RENACIMIENTO Y HUMANISMO: VOLUNTAD DE CONTINUIDAD
Estelrich abogaba por una organización clásica de la vida y por la dignificación de su público, por vía del clasicismo humanista, transitando del localismo pintoresco al «sentido de concordia humana, de internacionalismo y de supremacía espiritual». De ahí el concepto y el sentido de resurgimiento o renacimiento, aplicado románticamente, no exento de ribetes telúricos, tanto al individuo como a los grandes colectivos sociales. La operación clasicista se afanaba por convencer de la utilidad de los clásicos para el renacimiento humanista personal; pero igualmente engarzó este mensaje de la continuidad clásica individual al conjunto del discurso humanista europeísta, fuese en los periódicos catalanes donde colaboraba como, más allá de su polis, en los extranjeros, amén de los diferentes congresos y plataformas vinculadas a asociaciones clasicistas, y a la misma Sociedad de Naciones, en los que participó de forma activa en la primera mitad de los años treinta. El espíritu de renacimiento, así lo creía, engendraba pasión educativa (poética, moral o política) y ésta, a su vez, garantizaba la continuidad y la salvación de la civilización, herida tras la Primera Guerra Mundial: «La historia nos enseña con toda evidencia que todo renacimiento auténtico, si es completo, se traduce en humanismo». Y, luchando contra los peligros de la desintegración de la cultura (barbarie y decadencia), creía que el humanismo era voluntad consciente y activa de civilización: «El humanismo es sentido de la duración, de la continuidad, de la tradición; tiene como fundamento el hombre, el respeto de toda cultura, de toda intelectualidad, de toda humanidad. Exige el conocimiento de la filología clásica, no sólo para los hombres de letras, y nuestros universitarios, sino también para nuestros ingenieros, nuestros hombres de negocios y de acción». He aquí resumida, de un artículo en francés, la misión a la que dedicó su vida: actualizar las humanidades y hacerlas accesibles a un público burgués con inquietudes. Según él, el método y el resultado del humanismo era el clasicismo, concebido ya no sólo como el instrumento para «controlar el caos», sino también, a título individual, para alcanzar un perfecto estado de armonía y equilibrio (Estelrich, 1938, pp. 319 y 320).
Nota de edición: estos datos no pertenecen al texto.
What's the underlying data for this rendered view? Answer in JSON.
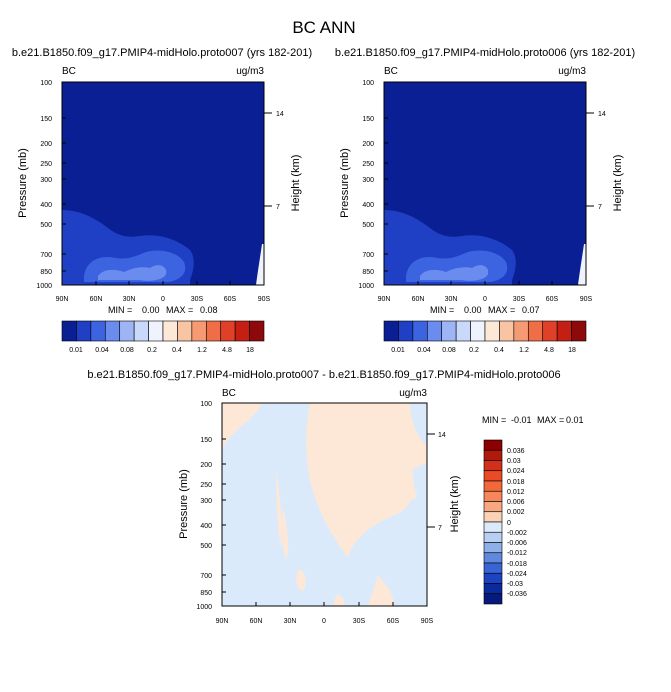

Estelrich no se aleja nunca de su cometido como intelectual de acción, del periodista consagrado a culturizar la burguesía de su tiempo. Sus escritos y discursos, por lo general, de poco calado, divulgativos y poco exigentes, apelaban claramente a una clase media con afán de instruirse en las bases de la cultura humanística: si a los lectores de La Veu les ensalzaba las bondades de los clásicos, entre otras cosas para seducirlos como futuros suscriptores de la Bernat Metge, a los de Riel y Fomento, revista oficial de los Ferrocarriles del Estado de Argentina, a la que sin duda tuvo acceso por medio de Cambó, con un gran volumen de negocio en aquel país, los instruía sobre el nuevo humanismo y la revitalización del movimiento de aproximación a los clásicos. Reconociendo este movimiento como un fenómeno enraizado en Francia, postulaba las bases psicológicas y morales del nuevo humanismo y su utilidad para la educación del hombre de hoy: «También la herencia griega es para el político una lección práctica. Maurras regresó, treinta años ha, de su viaje a Atenas, con toda su teoría del hombre político. Ciertamente, en política la Grecia antigua nos da todas las teorías y, prácticamente, todos los malos ejemplos». Trasladando el ideal clásico al retrato espiritual del futuro catalán, afirmaba en la misma revista argentina:

En cuanto a la proporción, a la cantidad, al plasma civil, no nos atrae el genio monstruoso y colosal de los Estados modernos; nos atrae, más bien, esa figura familiar, tan próxima al individuo humano, tan fácil de contemplar en una sola mirada, de los pequeños Estados griegos, hirvientes de carácter y de rostros originales. Nos seduce esa cosa viva, fuerte, dúctil, la inteligencia griega, que se dobla pero no se rompe, y nos ilusionamos por una posible polis catalana en que floreciese, en todas las ramas —del gobierno, de la ciencia, del arte—, la savia intelectual más densa y pura, y en que se acumulase por el trabajo y por el ingenio fuerza y riqueza (Estelrich, 1933, p. 51).